Single by the Church

from the album Gold Afternoon Fix
- B-side: "Much Too Much"; "Ride into the Sunset"; "Monday Morning";
- Released: 26 February 1990
- Studio: Ocean Way (Los Angeles)
- Length: 4:47
- Label: Mushroom (Australia); Arista (international);
- Songwriters: Steve Kilbey; Marty Willson-Piper; Peter Koppes; Richard Ploog;
- Producers: The Church; Waddy Wachtel;

The Church singles chronology
| "Destination" (1988) | "Metropolis" (1990) | "Russian Autumn Heart" (1990) |

= Metropolis (The Church song) =

1990 single by the Church

"Metropolis" is a song by Australian alternative rock band the Church. It was released as the lead single from their sixth album, Gold Afternoon Fix (1990), and the songwriting credits were given to all four members of the band. The song topped the US Billboard Modern Rock Tracks chart and reached number 19 in Australia. A music video directed by David Hogan and produced by Chris O'Brien was made for the song.

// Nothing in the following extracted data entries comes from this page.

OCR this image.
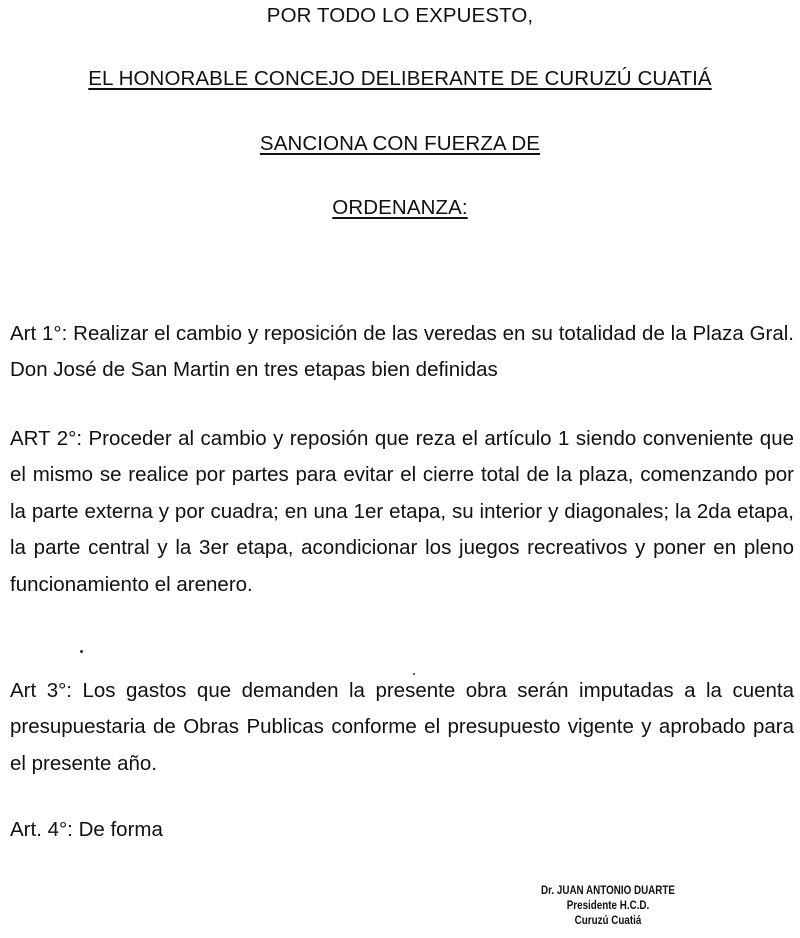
POR TODO LO EXPUESTO,
EL HONORABLE CONCEJO DELIBERANTE DE CURUZÚ CUATIÁ
SANCIONA CON FUERZA DE
ORDENANZA:

Art 1°: Realizar el cambio y reposición de las veredas en su totalidad de la Plaza Gral. Don José de San Martin en tres etapas bien definidas

ART 2°: Proceder al cambio y reposión que reza el artículo 1 siendo conveniente que el mismo se realice por partes para evitar el cierre total de la plaza, comenzando por la parte externa y por cuadra; en una 1er etapa, su interior y diagonales; la 2da etapa, la parte central y la 3er etapa, acondicionar los juegos recreativos y poner en pleno funcionamiento el arenero.

Art 3°: Los gastos que demanden la presente obra serán imputadas a la cuenta presupuestaria de Obras Publicas conforme el presupuesto vigente y aprobado para el presente año.

Art. 4°: De forma

Dr. JUAN ANTONIO DUARTE
Presidente H.C.D.
Curuzú Cuatiá
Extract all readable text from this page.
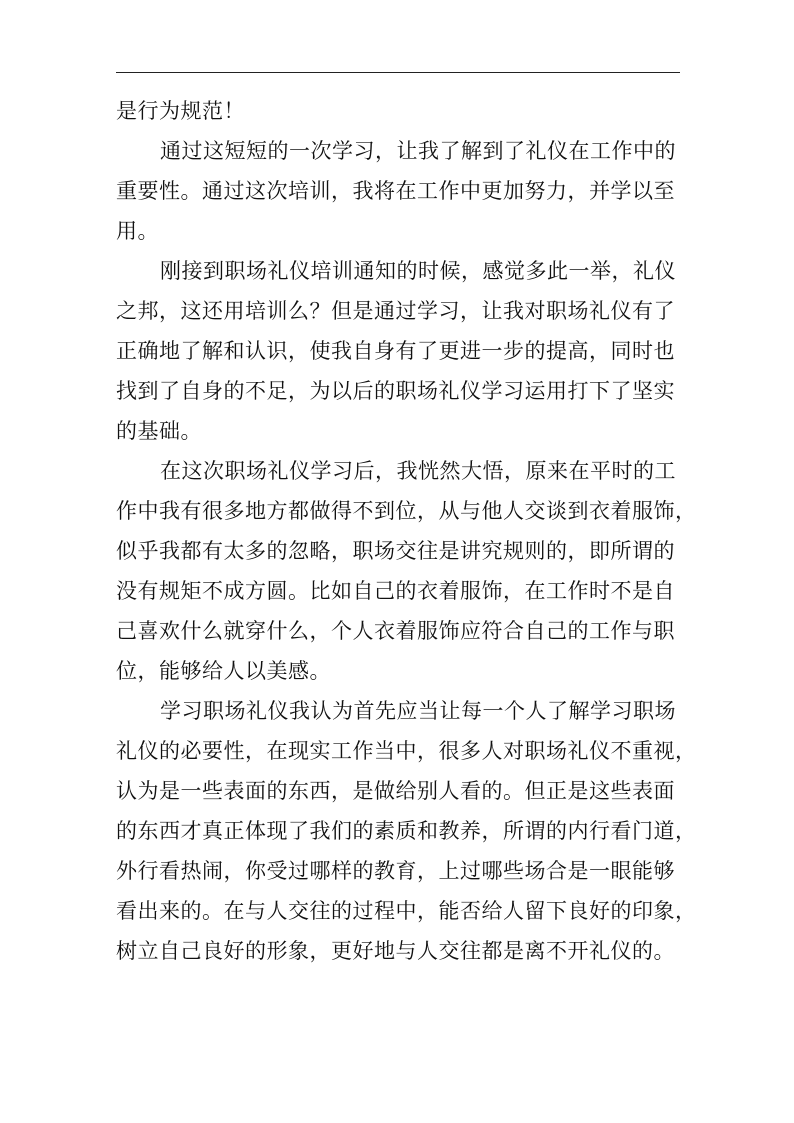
是行为规范！
通过这短短的一次学习，让我了解到了礼仪在工作中的
重要性。通过这次培训，我将在工作中更加努力，并学以至
用。
刚接到职场礼仪培训通知的时候，感觉多此一举，礼仪
之邦，这还用培训么？但是通过学习，让我对职场礼仪有了
正确地了解和认识，使我自身有了更进一步的提高，同时也
找到了自身的不足，为以后的职场礼仪学习运用打下了坚实
的基础。
在这次职场礼仪学习后，我恍然大悟，原来在平时的工
作中我有很多地方都做得不到位，从与他人交谈到衣着服饰，
似乎我都有太多的忽略，职场交往是讲究规则的，即所谓的
没有规矩不成方圆。比如自己的衣着服饰，在工作时不是自
己喜欢什么就穿什么，个人衣着服饰应符合自己的工作与职
位，能够给人以美感。
学习职场礼仪我认为首先应当让每一个人了解学习职场
礼仪的必要性，在现实工作当中，很多人对职场礼仪不重视，
认为是一些表面的东西，是做给别人看的。但正是这些表面
的东西才真正体现了我们的素质和教养，所谓的内行看门道，
外行看热闹，你受过哪样的教育，上过哪些场合是一眼能够
看出来的。在与人交往的过程中，能否给人留下良好的印象，
树立自己良好的形象，更好地与人交往都是离不开礼仪的。
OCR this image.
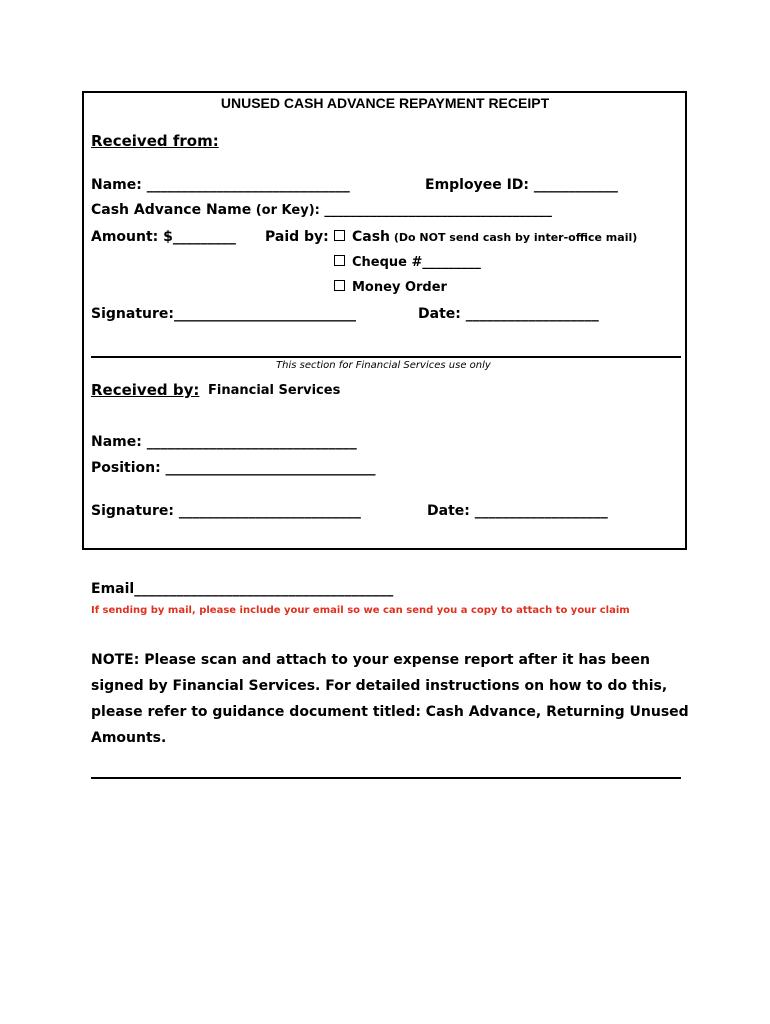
UNUSED CASH ADVANCE REPAYMENT RECEIPT
Received from:
Name: _____________________________	Employee ID: ____________
Cash Advance Name (or Key): ___________________________________
Amount: $_________ Paid by:	Cash (Do NOT send cash by inter-office mail)
Cheque #_________
Money Order
Signature:__________________________	Date: ___________________
This section for Financial Services use only
Received by: Financial Services
Name: ______________________________
Position: ______________________________
Signature: __________________________	Date: ___________________
Email_____________________________________
If sending by mail, please include your email so we can send you a copy to attach to your claim
NOTE: Please scan and attach to your expense report after it has been
signed by Financial Services. For detailed instructions on how to do this,
please refer to guidance document titled: Cash Advance, Returning Unused
Amounts.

==Background and composition==
Marty Willson-Piper, Peter Koppes, Richard Ploog, and Steve Kilbey were all credited with writing the song. The lead guitar produced a quickly falling then softly ascending melody. A complicated web of guitar overdubs appears later in the song, and a soft, mandolin-sounding melody was added as an additional hook.

==Release and reception==
"Metropolis" peaked at number one on the US Billboard Modern Rock Tracks chart and number 11 on the Album Rock Tracks chart in 1990. In addition, it peaked at number 19 in Australia and number 41 in New Zealand. Critically, Ned Raggett of AllMusic praised "the almost desperate edge in Steve Kilbey's vocals" as a testament to the song's quality. Raggett added that the Church's "ear for a triumphant yet somehow downbeat ending [makes] this an underrated gem in the band's body of work."

==Track listings==

Australian and US 7-inch single
A. "Metropolis" – 4:44
B. "Much Too Much" – 4:46

Australian maxi-CD single
1. "Metropolis"
2. "Much Too Much"
3. "Ride into the Sunset"

UK 7-inch single
A. "Metropolis"
B. "Monday Morning"

UK and European maxi-CD single
1. "Metropolis" – 4:44
2. "Monday Morning" – 2:44
3. "Much Too Much" – 3:50

==Credits and personnel==
Credits are lifted from the Australian 7-inch single and Gold Afternoon Fix liner notes.

Studios
- Recorded at Ocean Way Recording Studios (Los Angeles)
- Pre-produced at S.I.R. (Los Angeles) and Fat Boy Studios (Sydney, Australia)
- Mastered at Artisan Sound Recorders (Los Angeles)

Personnel

- The Church – production
  - Steve Kilbey – writing, vocals, bass, keyboards
  - Marty Willson-Piper – writing, guitar
  - Peter Koppes – writing, guitar
  - Richard Ploog – writing, drums
- Waddy Wachtel – production, mixing
- Shep Lonsdale – mixing, engineering
- Joe Schiff – assistant engineering
- Greg Fulginiti – mastering

==Charts==

===Weekly charts===

| Chart (1990) | Peak position |
|---|---|
| Australia (ARIA) | 19 |
| New Zealand (Recorded Music NZ) | 41 |
| US Album Rock Tracks (Billboard) | 11 |
| US Modern Rock Tracks (Billboard) | 1 |

===Year-end charts===

| Chart (1990) | Position |
|---|---|
| US Modern Rock Tracks (Billboard) | 4 |

==Release history==

| Region | Date | Format(s) | Label(s) | Ref. |
|---|---|---|---|---|
| United States | 26 February 1990 | CD | Arista |  |
| Australia | 19 March 1990 | 7-inch vinyl; 12-inch vinyl; CD; cassette; | Mushroom |  |

==Acoustic versions==
The band performed the song, as well as "Under the Milky Way", for MTV Unplugged on 30 January 1990 at the National Video Center in New York City. The episode aired 18 March 1990. An acoustic version was included on the 2004 album El Momento Descuidado.